Chocolate is certain to arouse the passions. Even more so if it has a hint of spice. So on Valentine's Day, heat things up with these Chocolate Chile Cookies.
Intrigued by the combination of chocolate and chile? You may also want to check out this Chocolate Fondue for Two with Strawberries.
Chocolate Chile Cookies
3 cups all-purpose flour, plus more for dusting
1 ½ cups cocoa powder
1 teaspoon cinnamon
¼ teaspoon chile de arbol
¼ teaspoon fine sea salt
12 ounces (3 sticks) unsalted butter, at room temperature
1 ¾ cups sugar
2 large eggs, at room temperature
1 teaspoon vanilla extract
Whisk together the flour, cocoa powder, cinnamon, chile de arbol, and salt in a medium bowl. In a mixer fitted with a paddle attachment, beat together the butter and sugar on medium until creamy. Beat in the eggs one at a time until thoroughly combined and then beat in the vanilla extract. Add the dry ingredients and mix on low until the dough comes together, stopping the mixer once or twice to scrape down the sides of the bowl.
Transfer the dough to a work surface, bring together into a ball, and cut into quarters. Form each portion into a ball and then flatten into a disc. Wrap each disc separately in plastic wrap and refrigerate for about 15 minutes or freeze for up to 1 month. (Thaw frozen dough overnight in the refrigerator and let soften slightly at room temperature before rolling out.)
Preheat the oven to 350˚F. On a lightly floured surface, roll out a disc of dough to 1/8 to 3/16-inch thick. Cut into desired shapes and arrange the shapes about half an inch apart on parchment-lined baking trays. Gather the scraps, knead once or twice, and roll, cut, and arrange on baking trays in the same manner. Bake for 11 to 13 minutes, or until firm. Transfer cookies to a rack to cool.
Make more cookies with the remaining discs of dough in the same manner.
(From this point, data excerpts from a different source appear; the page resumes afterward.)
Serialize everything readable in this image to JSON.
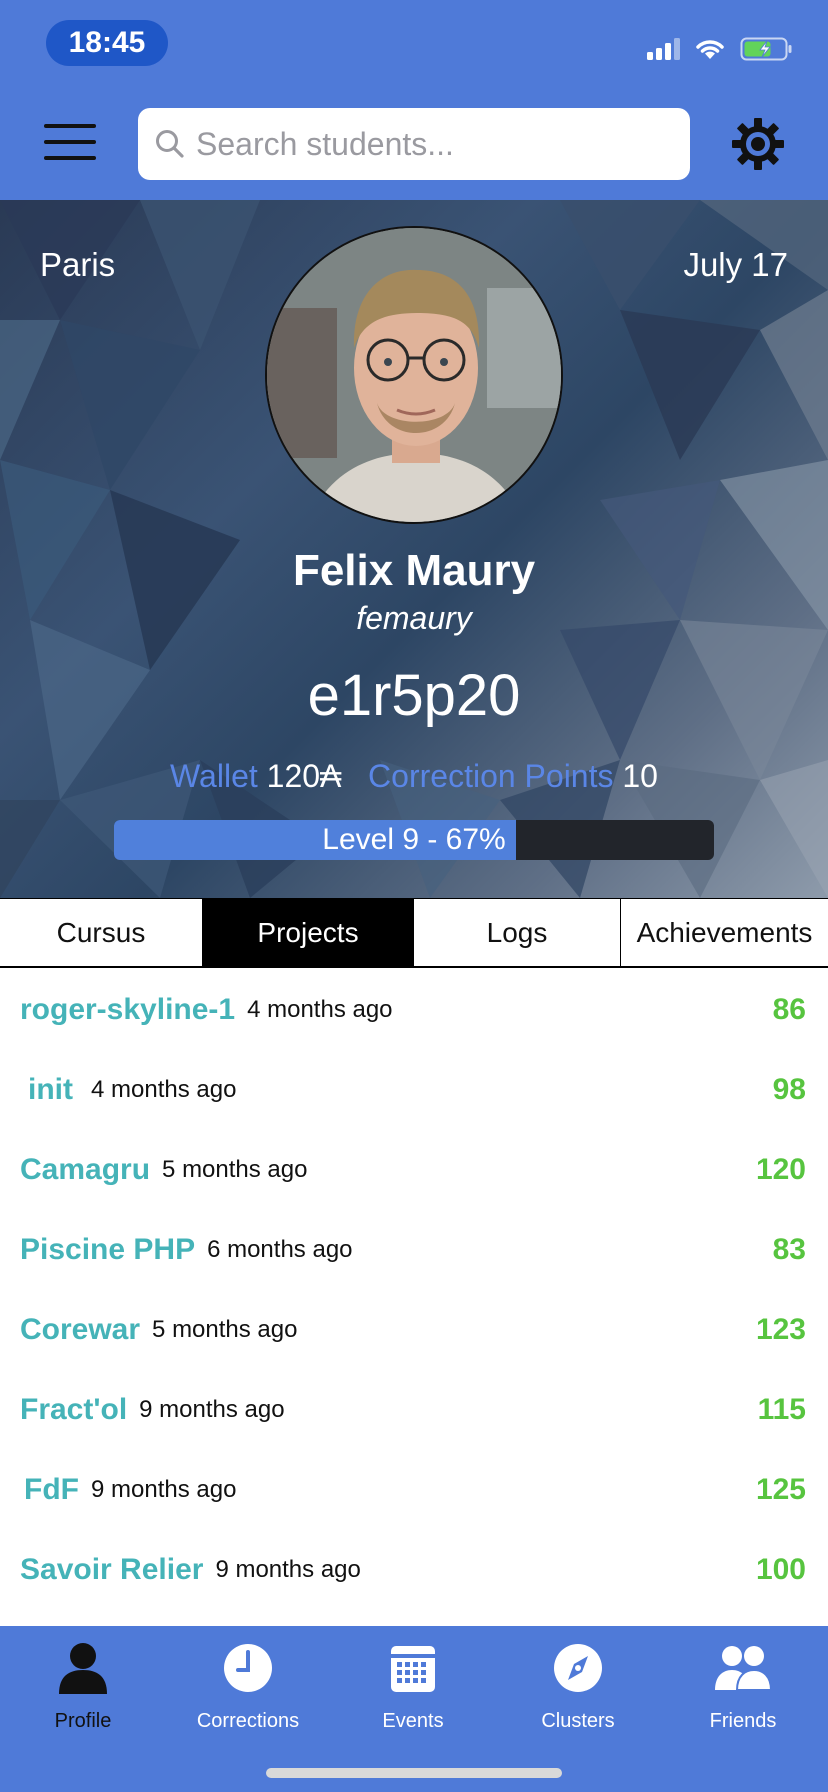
{
  "status_bar": {
    "time": "18:45"
  },
  "search": {
    "placeholder": "Search students..."
  },
  "profile": {
    "campus": "Paris",
    "date": "July 17",
    "name": "Felix Maury",
    "login": "femaury",
    "location": "e1r5p20",
    "wallet_label": "Wallet",
    "wallet_value": "120₳",
    "correction_label": "Correction Points",
    "correction_value": "10",
    "level_text": "Level 9 - 67%",
    "level_progress_percent": 67
  },
  "tabs": [
    {
      "label": "Cursus"
    },
    {
      "label": "Projects"
    },
    {
      "label": "Logs"
    },
    {
      "label": "Achievements"
    }
  ],
  "active_tab": "Projects",
  "projects": [
    {
      "name": "roger-skyline-1",
      "ago": "4 months ago",
      "grade": "86"
    },
    {
      "name": "init",
      "ago": "4 months ago",
      "grade": "98"
    },
    {
      "name": "Camagru",
      "ago": "5 months ago",
      "grade": "120"
    },
    {
      "name": "Piscine PHP",
      "ago": "6 months ago",
      "grade": "83"
    },
    {
      "name": "Corewar",
      "ago": "5 months ago",
      "grade": "123"
    },
    {
      "name": "Fract'ol",
      "ago": "9 months ago",
      "grade": "115"
    },
    {
      "name": "FdF",
      "ago": "9 months ago",
      "grade": "125"
    },
    {
      "name": "Savoir Relier",
      "ago": "9 months ago",
      "grade": "100"
    }
  ],
  "tabbar": [
    {
      "label": "Profile",
      "icon": "person-icon"
    },
    {
      "label": "Corrections",
      "icon": "clock-icon"
    },
    {
      "label": "Events",
      "icon": "calendar-icon"
    },
    {
      "label": "Clusters",
      "icon": "compass-icon"
    },
    {
      "label": "Friends",
      "icon": "people-icon"
    }
  ],
  "colors": {
    "header_blue": "#4f7ad8",
    "project_name": "#45b3b8",
    "grade_green": "#57c43f",
    "stat_label_blue": "#5a86e6"
  }
}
Makes approximately 120 2-inch cookies. Inspired by the flavors of Mexican chocolate and based on a recipe from a fabulous but now defunct restaurant I worked at while I was in culinary school. The chef was very secretive and refused to share the recipe, but as soon as she turned her back, the pastry chef snuck it to me. I believe the original version called for black pepper in addition to the chile de arbol but didn't include any vanilla. Chile de arbol can be found at Mexican markets. If you can't find it, cayenne pepper is a good substitute.